A Non-standard Pay Adjustment is used when making a payment for a Non-standard pay appointment that has been created & approved in the “Employee & Appointment” system. Non-standard pay appointments are used to pay employee’s for short term or sporadic reasons such as commencement performers or those employees that do not receive regular bi-weekly payments. Upon choosing “Non Standard Pay” the PHR creator is taken directly to the Non Standard Pay Adjustment screen. You do not have to choose a “type” or “reason” for the adjustment.
- Select “Pay Period where Adjustment is Applicable” (this is the pay period that the employee performed the work)

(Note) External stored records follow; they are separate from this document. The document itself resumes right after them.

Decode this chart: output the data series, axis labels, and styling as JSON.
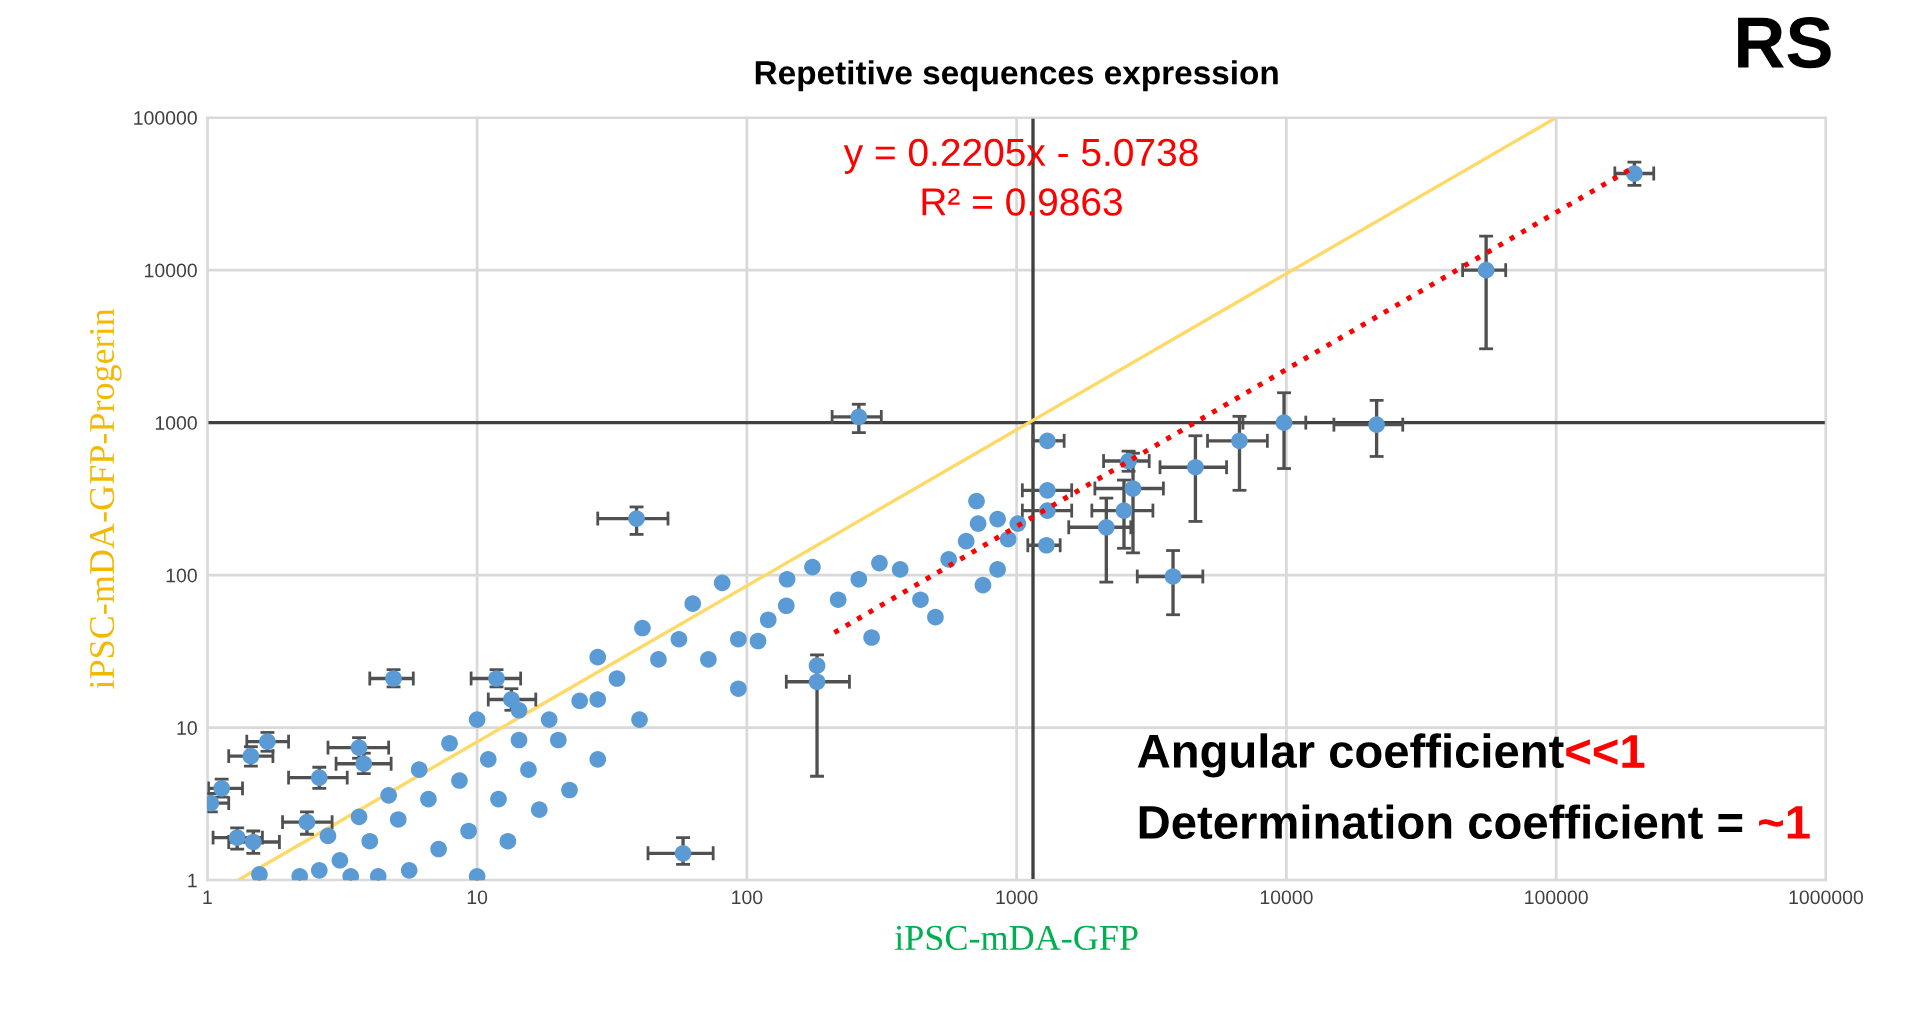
{
  "chart_data": {
    "type": "scatter",
    "title": "Repetitive sequences expression",
    "xlabel": "iPSC-mDA-GFP",
    "ylabel": "iPSC-mDA-GFP-Progerin",
    "annotations": [
      "y = 0.2205x - 5.0738",
      "R² = 0.9863",
      "RS",
      "Angular coefficient",
      "<<1",
      "Determination coefficient = ",
      "~1"
    ],
    "log": "xy",
    "grid": true,
    "legend": false,
    "xlim": [
      1,
      1000000
    ],
    "ylim": [
      1,
      100000
    ],
    "xticks": [
      1,
      10,
      100,
      1000,
      10000,
      100000,
      1000000
    ],
    "yticks": [
      1,
      10,
      100,
      1000,
      10000,
      100000
    ],
    "ref_lines": [
      {
        "axis": "y",
        "value": 1000,
        "color": "#404040"
      },
      {
        "axis": "x",
        "value": 1150,
        "color": "#404040"
      }
    ],
    "series": [
      {
        "type": "line",
        "color": "#ffd966",
        "marker": "none",
        "line_style": "solid",
        "x": [
          1.3,
          100000
        ],
        "values": [
          1,
          100000
        ]
      },
      {
        "color": "#5b9bd5",
        "marker": "circle",
        "x": [
          195000,
          55000,
          21600,
          9800,
          6700,
          4600,
          3800,
          2600,
          2700,
          2500,
          2150,
          1300,
          1300,
          1300,
          1290,
          260,
          39,
          58,
          4.9,
          11.8,
          13.4,
          1.67,
          1.45,
          2.6,
          3.65,
          3.8,
          1.13,
          1.03,
          1.29,
          1.48,
          2.34,
          81,
          63,
          41,
          28,
          175,
          310,
          710,
          850,
          930,
          650,
          750,
          500,
          182,
          182,
          290,
          140,
          110,
          93,
          56,
          47,
          33,
          24,
          18.5,
          14.3,
          11,
          8.6,
          6.6,
          5.1,
          4.0,
          3.1,
          2.6,
          28,
          20,
          15.5,
          12,
          9.3,
          7.2,
          5.6,
          40,
          22,
          28,
          17,
          13,
          10,
          4.3,
          3.4,
          2.2,
          1.56,
          14.3,
          10,
          7.9,
          6.1,
          4.7,
          3.65,
          2.8,
          72,
          93,
          120,
          141,
          218,
          260,
          370,
          440,
          560,
          850,
          1010,
          720
        ],
        "values": [
          43000,
          10000,
          970,
          1000,
          760,
          510,
          98,
          560,
          370,
          265,
          206,
          760,
          360,
          265,
          157,
          1090,
          235,
          1.5,
          21,
          21,
          15.3,
          8.1,
          6.5,
          4.7,
          7.4,
          5.8,
          4.0,
          3.2,
          1.9,
          1.78,
          2.4,
          89,
          65,
          45,
          29,
          113,
          120,
          306,
          233,
          172,
          167,
          86,
          53,
          20,
          25.5,
          39,
          63,
          37,
          18,
          38,
          28,
          21,
          15,
          11.3,
          8.3,
          6.2,
          4.5,
          3.4,
          2.5,
          1.8,
          1.35,
          1.16,
          15.3,
          8.3,
          5.3,
          3.4,
          2.1,
          1.6,
          1.16,
          11.3,
          3.9,
          6.2,
          2.9,
          1.8,
          1.06,
          1.06,
          1.06,
          1.06,
          1.09,
          13,
          11.3,
          7.9,
          5.3,
          3.6,
          2.6,
          1.95,
          28,
          38,
          51,
          94,
          69,
          94,
          109,
          69,
          127,
          109,
          218,
          218
        ],
        "errors": [
          [
            36000,
            51000
          ],
          [
            3050,
            16700
          ],
          [
            600,
            1400
          ],
          [
            500,
            1570
          ],
          [
            360,
            1100
          ],
          [
            225,
            820
          ],
          [
            55,
            145
          ],
          [
            480,
            650
          ],
          [
            140,
            630
          ],
          [
            150,
            420
          ],
          [
            90,
            320
          ],
          null,
          null,
          null,
          null,
          [
            860,
            1320
          ],
          [
            185,
            280
          ],
          [
            1.27,
            1.9
          ],
          [
            18.5,
            24
          ],
          [
            18.5,
            24
          ],
          [
            13,
            18
          ],
          [
            7,
            9.3
          ],
          [
            5.6,
            7.5
          ],
          [
            4,
            5.5
          ],
          [
            6.3,
            8.6
          ],
          [
            5,
            6.8
          ],
          [
            3.5,
            4.6
          ],
          [
            2.8,
            3.7
          ],
          [
            1.6,
            2.2
          ],
          [
            1.5,
            2.1
          ],
          [
            2,
            2.8
          ],
          null,
          null,
          null,
          null,
          null,
          null,
          null,
          null,
          null,
          null,
          null,
          null,
          [
            4.8,
            30
          ],
          null,
          null,
          null,
          null,
          null,
          null,
          null,
          null,
          null,
          null,
          null,
          null,
          null,
          null,
          null,
          null,
          null,
          null,
          null,
          null,
          null,
          null,
          null,
          null,
          null,
          null,
          null,
          null,
          null,
          null,
          null,
          null,
          null,
          null,
          null,
          null,
          null,
          null,
          null,
          null,
          null,
          null,
          null,
          null,
          null,
          null,
          null,
          null,
          null,
          null,
          null,
          null,
          null,
          null
        ],
        "xerrors": [
          [
            165000,
            230000
          ],
          [
            45000,
            65000
          ],
          [
            15000,
            27000
          ],
          [
            6900,
            11800
          ],
          [
            5100,
            8500
          ],
          [
            3400,
            6000
          ],
          [
            2800,
            4900
          ],
          [
            2100,
            3100
          ],
          [
            1950,
            3500
          ],
          [
            1900,
            3200
          ],
          [
            1560,
            2650
          ],
          [
            1150,
            1500
          ],
          [
            1050,
            1600
          ],
          [
            1050,
            1600
          ],
          [
            1100,
            1450
          ],
          [
            207,
            315
          ],
          [
            28,
            51
          ],
          [
            43,
            75
          ],
          [
            4.0,
            5.8
          ],
          [
            9.5,
            14.5
          ],
          [
            11,
            16.5
          ],
          [
            1.4,
            2
          ],
          [
            1.2,
            1.75
          ],
          [
            2,
            3.3
          ],
          [
            2.8,
            4.7
          ],
          [
            3,
            4.8
          ],
          [
            1.01,
            1.35
          ],
          [
            1.01,
            1.2
          ],
          [
            1.05,
            1.6
          ],
          [
            1.2,
            1.85
          ],
          [
            1.9,
            2.9
          ],
          null,
          null,
          null,
          null,
          null,
          null,
          null,
          null,
          null,
          null,
          null,
          null,
          [
            140,
            240
          ],
          null,
          null,
          null,
          null,
          null,
          null,
          null,
          null,
          null,
          null,
          null,
          null,
          null,
          null,
          null,
          null,
          null,
          null,
          null,
          null,
          null,
          null,
          null,
          null,
          null,
          null,
          null,
          null,
          null,
          null,
          null,
          null,
          null,
          null,
          null,
          null,
          null,
          null,
          null,
          null,
          null,
          null,
          null,
          null,
          null,
          null,
          null,
          null,
          null,
          null,
          null,
          null,
          null,
          null
        ]
      },
      {
        "type": "line",
        "color": "#ff0000",
        "marker": "none",
        "line_style": "dotted",
        "x": [
          211,
          187000
        ],
        "values": [
          42,
          45600
        ]
      }
    ]
  }
}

- You may also change the “FICA Code” for the adjustment if necessary. Most pay adjustments are left at the system default with the exception of “Accident Leave” which may require a different FICA taxability. In this case “FICA Taxable” is defaulted since a Final Leave Payout is FICA taxable. Questions concerning FICA taxability should be directed to Payroll Services.
- Enter “Pay Adjustment Amount” – this is the amount the employee should receive as the non-standard amount for services
- Enter “Notes” (if applicable)
- Click “Save”. Now, you can see the link at the bottom of the page to change the account number if necessary.
- Click “Release for Approval”
- Now, an e-mail message is sent to the department approvers alerting them to approve the pay adjustment.
- You can see a RED message saying “Adjustment has been released, No Updates Allowed” and you are finished with the pay adjustment.
- Click “Return to Main Menu”
Important Information: All Non-Standard Pay Appointments require a “Pay Adjustment” for each pay period that the employee is due compensation. Otherwise the employee will not be paid.